Zulip Chat Archive
Stream: general
Topic: Cache becomes out of date when new package is added
Peiran Wu (Oct 24 2023 at 16:44):
I tried out Paperproof (in a project that is not mathlib4 itself) and it looked great. But I had trouble getting Paperproof to work it inside mathlib4 itself.
Let's say I start with the master branch of mathlib4 with no local changes. I run lake exe cache get
which works as expected. As instructed by the README.md of Paperproof, I add the following line to lakefile.lean
, below all the other require
statements.
require Paperproof from git "https://github.com/Paper-Proof/paperproof.git"@"main"/"lean"
I run lake update Paperproof
to install the package.
Now I start/restart the Lean server in VS Code and open a Lean file (say "Mathlib/GroupTheory/GroupAction/Basic.lean"). I get a notification (nice feature btw) that says imports are out of date and must be rebuilt. (Note that I haven't added import Paperproof
.) If I rebuild, it'll involve 1000+ files and take a long time. If I try to run lake exe cache get
, then I get something like the following.
Attempting to download 3849 file(s)
Downloaded: 0 file(s) [attempted 3849/3849 = 100%] (0% success)
Warning: some files were not found in the cache.
This usually means that your local checkout of mathlib4 has diverged from upstream.

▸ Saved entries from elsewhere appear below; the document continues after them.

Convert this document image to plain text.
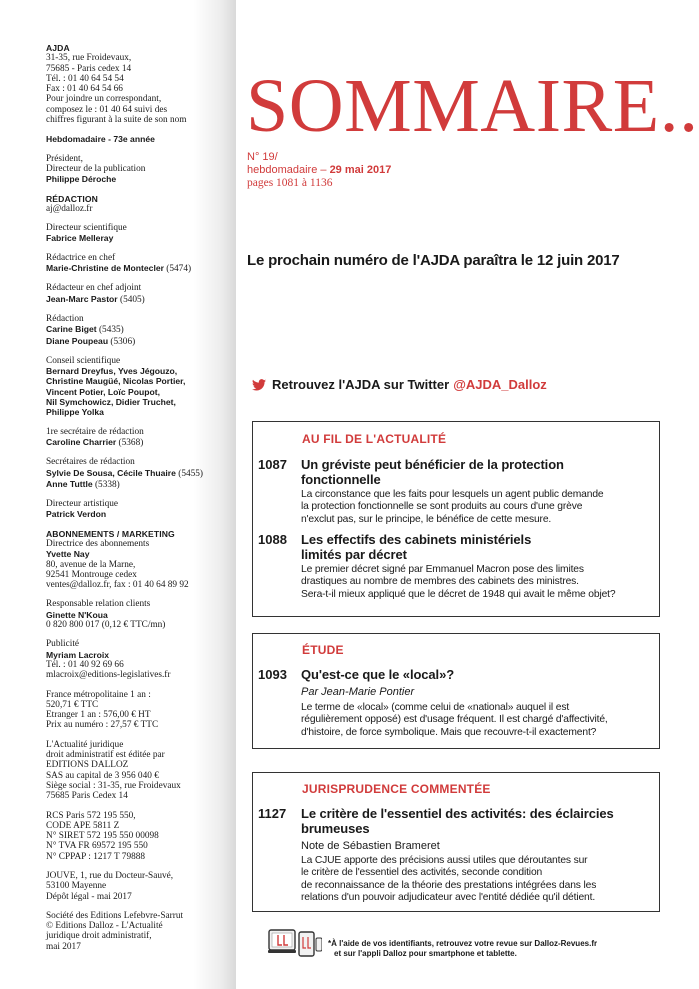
AJDA
31-35, rue Froidevaux,
75685 - Paris cedex 14
Tél. : 01 40 64 54 54
Fax : 01 40 64 54 66
Pour joindre un correspondant,
composez le : 01 40 64 suivi des
chiffres figurant à la suite de son nom
Hebdomadaire - 73e année
Président,
Directeur de la publication
Philippe Déroche
RÉDACTION
aj@dalloz.fr
Directeur scientifique
Fabrice Melleray
Rédactrice en chef
Marie-Christine de Montecler (5474)
Rédacteur en chef adjoint
Jean-Marc Pastor (5405)
Rédaction
Carine Biget (5435)
Diane Poupeau (5306)
Conseil scientifique
Bernard Dreyfus, Yves Jégouzo,
Christine Maugüé, Nicolas Portier,
Vincent Potier, Loïc Poupot,
Nil Symchowicz, Didier Truchet,
Philippe Yolka
1re secrétaire de rédaction
Caroline Charrier (5368)
Secrétaires de rédaction
Sylvie De Sousa, Cécile Thuaire (5455)
Anne Tuttle (5338)
Directeur artistique
Patrick Verdon
ABONNEMENTS / MARKETING
Directrice des abonnements
Yvette Nay
80, avenue de la Marne,
92541 Montrouge cedex
ventes@dalloz.fr, fax : 01 40 64 89 92
Responsable relation clients
Ginette N'Koua
0 820 800 017 (0,12 € TTC/mn)
Publicité
Myriam Lacroix
Tél. : 01 40 92 69 66
mlacroix@editions-legislatives.fr
France métropolitaine 1 an :
520,71 € TTC
Etranger 1 an : 576,00 € HT
Prix au numéro : 27,57 € TTC
L'Actualité juridique
droit administratif est éditée par
EDITIONS DALLOZ
SAS au capital de 3 956 040 €
Siège social : 31-35, rue Froidevaux
75685 Paris Cedex 14
RCS Paris 572 195 550,
CODE APE 5811 Z
N° SIRET 572 195 550 00098
N° TVA FR 69572 195 550
N° CPPAP : 1217 T 79888
JOUVE, 1, rue du Docteur-Sauvé,
53100 Mayenne
Dépôt légal - mai 2017
Société des Editions Lefebvre-Sarrut
© Editions Dalloz - L'Actualité
juridique droit administratif,
mai 2017
SOMMAIRE..
N° 19/
hebdomadaire – 29 mai 2017
pages 1081 à 1136
Le prochain numéro de l'AJDA paraîtra le 12 juin 2017
Retrouvez l'AJDA sur Twitter @AJDA_Dalloz
AU FIL DE L'ACTUALITÉ
1087 Un gréviste peut bénéficier de la protection
fonctionnelle
La circonstance que les faits pour lesquels un agent public demande
la protection fonctionnelle se sont produits au cours d'une grève
n'exclut pas, sur le principe, le bénéfice de cette mesure.
1088 Les effectifs des cabinets ministériels
limités par décret
Le premier décret signé par Emmanuel Macron pose des limites
drastiques au nombre de membres des cabinets des ministres.
Sera-t-il mieux appliqué que le décret de 1948 qui avait le même objet?
ÉTUDE
1093 Qu'est-ce que le «local»?
Par Jean-Marie Pontier
Le terme de «local» (comme celui de «national» auquel il est
régulièrement opposé) est d'usage fréquent. Il est chargé d'affectivité,
d'histoire, de force symbolique. Mais que recouvre-t-il exactement?
JURISPRUDENCE COMMENTÉE
1127 Le critère de l'essentiel des activités: des éclaircies
brumeuses
Note de Sébastien Brameret
La CJUE apporte des précisions aussi utiles que déroutantes sur
le critère de l'essentiel des activités, seconde condition
de reconnaissance de la théorie des prestations intégrées dans les
relations d'un pouvoir adjudicateur avec l'entité dédiée qu'il détient.
*À l'aide de vos identifiants, retrouvez votre revue sur Dalloz-Revues.fr
et sur l'appli Dalloz pour smartphone et tablette.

If you push your commits to a branch of the mathlib4 repository, CI will build the oleans and they will be available later.
No cache files to decompress
And I think this is happening because all the online cache is considered "out of date" as well.
So my questions are, did I do something wrong? Is it expected/necessary/ideal behaviour that cache becomes out of date when a new package is added to lakefile.lean
/lake-manifest.json
? Is there any way to avoid rebuilding mathlib locally?
Shreyas Srinivas (Oct 24 2023 at 17:00):
Ah so we have a situation with two non-inherited dependencies : sorry mathlib itself is the project so this is not true
Shreyas Srinivas (Oct 24 2023 at 17:01):
@Eric Wieser : per your proposal which tool chain would lake pick on calling lake update?
Shreyas Srinivas (Oct 24 2023 at 17:01):
Did it get implemented?
Shreyas Srinivas (Oct 24 2023 at 17:02):
@Peiran Wu : can you check if the lean-toolchain of your project and of mathlib4 inside lake-packages match?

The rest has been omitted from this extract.